Dienstag, 26. September 2017

Übersicht Gebühren GEZ

Eines der umstrittensten Themen unter zahlreichen Bürgern ist die GEZ, die GEZ Gebühren lassen manchem Bundesbürger die Hutschnur hochgehen. Jeder Rundfunkteilnehmer hat die GEZ Gebühren zu tragen, ob er will oder nicht, die GEZ überprüft in manchen Fällen persönlich ob jemand Rundfunkteilnehmer ist oder nicht. Es gibt aber auch Ausnahmen von Personen, die diese GEZ Gebühren nicht zahlen müssen, diese können einen Befreiungsantrag stellen.

Als Rundfunkteilnehmer gilt jeder, der ein Rundfunkempfangsgerät zum Empfang bereithält, dies kann ein Radio, ein Fernseher und seit dem Jahre 2007 auch ein internetfähiger Computer sein. Hierbei zählen auch Geräte im Auto und am Arbeitsplatz.

Die monatlichen Kosten für die GEZ Gebühren belaufen sich folgendermaßen:
Für ein Radio: 5,52 Euro
Für einen Fernseher und ein Radio: 17,03
Für einen internetfähigen PC entfallen weitere Gebühren, wenn schon ein Radio und ein Fernsehgerät angemeldet sind.

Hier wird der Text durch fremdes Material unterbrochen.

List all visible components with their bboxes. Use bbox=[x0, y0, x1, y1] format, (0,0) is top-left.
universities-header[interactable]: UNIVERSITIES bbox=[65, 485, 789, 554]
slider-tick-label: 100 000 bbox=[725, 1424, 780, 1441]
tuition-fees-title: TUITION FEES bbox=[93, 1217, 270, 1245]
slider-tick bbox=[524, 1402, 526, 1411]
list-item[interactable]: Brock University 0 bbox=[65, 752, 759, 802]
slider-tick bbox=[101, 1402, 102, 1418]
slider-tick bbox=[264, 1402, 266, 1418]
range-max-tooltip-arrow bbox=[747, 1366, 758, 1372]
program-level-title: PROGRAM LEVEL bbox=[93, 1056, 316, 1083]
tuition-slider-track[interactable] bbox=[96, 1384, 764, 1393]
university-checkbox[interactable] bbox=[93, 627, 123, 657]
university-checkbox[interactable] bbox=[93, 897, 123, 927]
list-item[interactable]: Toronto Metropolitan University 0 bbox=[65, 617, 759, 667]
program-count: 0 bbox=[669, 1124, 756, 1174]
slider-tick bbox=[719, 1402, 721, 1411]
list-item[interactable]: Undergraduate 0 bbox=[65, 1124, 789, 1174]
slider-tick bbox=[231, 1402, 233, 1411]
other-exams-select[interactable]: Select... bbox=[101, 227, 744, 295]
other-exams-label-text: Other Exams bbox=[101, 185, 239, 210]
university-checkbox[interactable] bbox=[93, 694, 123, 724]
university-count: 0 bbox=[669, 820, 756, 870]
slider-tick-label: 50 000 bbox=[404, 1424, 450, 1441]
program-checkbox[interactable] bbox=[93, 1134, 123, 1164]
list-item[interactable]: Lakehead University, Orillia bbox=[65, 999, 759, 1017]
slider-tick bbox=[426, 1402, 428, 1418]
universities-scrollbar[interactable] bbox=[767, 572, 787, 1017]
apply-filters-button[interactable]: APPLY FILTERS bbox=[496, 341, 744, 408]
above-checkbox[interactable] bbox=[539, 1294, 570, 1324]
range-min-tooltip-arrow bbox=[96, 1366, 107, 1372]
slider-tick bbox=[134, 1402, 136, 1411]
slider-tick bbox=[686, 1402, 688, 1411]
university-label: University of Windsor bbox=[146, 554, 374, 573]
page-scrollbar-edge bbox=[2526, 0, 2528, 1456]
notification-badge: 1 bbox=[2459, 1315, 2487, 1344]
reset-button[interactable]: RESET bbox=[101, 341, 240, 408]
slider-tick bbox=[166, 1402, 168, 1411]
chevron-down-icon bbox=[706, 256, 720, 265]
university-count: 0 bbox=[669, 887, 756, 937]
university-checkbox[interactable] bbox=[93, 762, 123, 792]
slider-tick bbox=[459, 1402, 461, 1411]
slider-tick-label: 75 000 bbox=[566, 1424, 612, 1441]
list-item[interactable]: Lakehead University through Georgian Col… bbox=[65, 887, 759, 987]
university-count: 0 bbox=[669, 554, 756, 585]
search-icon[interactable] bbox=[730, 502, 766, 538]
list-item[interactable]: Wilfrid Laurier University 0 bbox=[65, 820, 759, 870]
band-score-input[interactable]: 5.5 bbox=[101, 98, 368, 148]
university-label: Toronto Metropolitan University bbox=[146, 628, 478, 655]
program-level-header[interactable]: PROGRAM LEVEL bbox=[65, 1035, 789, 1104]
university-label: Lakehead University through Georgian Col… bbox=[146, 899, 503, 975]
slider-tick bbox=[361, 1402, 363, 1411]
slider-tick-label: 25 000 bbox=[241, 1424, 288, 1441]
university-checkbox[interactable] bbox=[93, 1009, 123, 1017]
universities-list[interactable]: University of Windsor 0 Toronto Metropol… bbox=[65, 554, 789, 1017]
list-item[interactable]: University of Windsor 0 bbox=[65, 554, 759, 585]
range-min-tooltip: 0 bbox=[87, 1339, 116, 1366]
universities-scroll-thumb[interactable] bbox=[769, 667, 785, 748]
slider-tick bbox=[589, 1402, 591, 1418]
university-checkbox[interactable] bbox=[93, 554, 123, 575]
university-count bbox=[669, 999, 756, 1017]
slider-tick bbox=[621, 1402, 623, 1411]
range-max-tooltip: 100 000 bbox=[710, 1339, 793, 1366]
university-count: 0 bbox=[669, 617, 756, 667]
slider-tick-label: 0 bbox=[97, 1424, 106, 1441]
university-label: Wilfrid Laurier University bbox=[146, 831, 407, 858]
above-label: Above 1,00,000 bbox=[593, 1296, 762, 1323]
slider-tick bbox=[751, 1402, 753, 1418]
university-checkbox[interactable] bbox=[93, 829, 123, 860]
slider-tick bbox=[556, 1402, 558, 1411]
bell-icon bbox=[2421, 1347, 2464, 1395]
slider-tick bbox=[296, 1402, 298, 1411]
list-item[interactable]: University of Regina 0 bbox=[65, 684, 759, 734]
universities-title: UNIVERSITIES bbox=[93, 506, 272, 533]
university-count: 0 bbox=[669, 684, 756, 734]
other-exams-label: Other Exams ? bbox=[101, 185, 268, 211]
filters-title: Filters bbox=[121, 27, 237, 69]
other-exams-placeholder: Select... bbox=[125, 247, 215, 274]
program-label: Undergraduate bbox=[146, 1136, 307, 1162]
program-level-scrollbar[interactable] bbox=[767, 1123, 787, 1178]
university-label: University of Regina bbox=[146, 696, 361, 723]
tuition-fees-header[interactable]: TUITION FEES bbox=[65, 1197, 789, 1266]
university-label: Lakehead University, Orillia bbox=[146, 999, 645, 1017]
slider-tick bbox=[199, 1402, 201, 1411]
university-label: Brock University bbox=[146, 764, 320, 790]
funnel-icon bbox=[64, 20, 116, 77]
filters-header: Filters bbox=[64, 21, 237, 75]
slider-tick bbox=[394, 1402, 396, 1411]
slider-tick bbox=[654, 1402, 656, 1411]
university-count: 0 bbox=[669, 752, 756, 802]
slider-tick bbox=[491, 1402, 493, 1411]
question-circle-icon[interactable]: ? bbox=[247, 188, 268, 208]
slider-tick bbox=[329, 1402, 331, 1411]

Abgerechnet wird allerdings alle drei Monate, dann werden im Falle von einem Radio und einem Fernsehgerät GEZ Gebühren in Höhe von 51,09 Euro fällig. Hierbei kann jedoch auch gewählt werden, ob die GEZ Gebühren im Voraus für ein halbes Jahr oder in ganzes Jahr gezahlt werden. Die monatliche Zahlung der GEZ Gebühren ist hier nicht möglich.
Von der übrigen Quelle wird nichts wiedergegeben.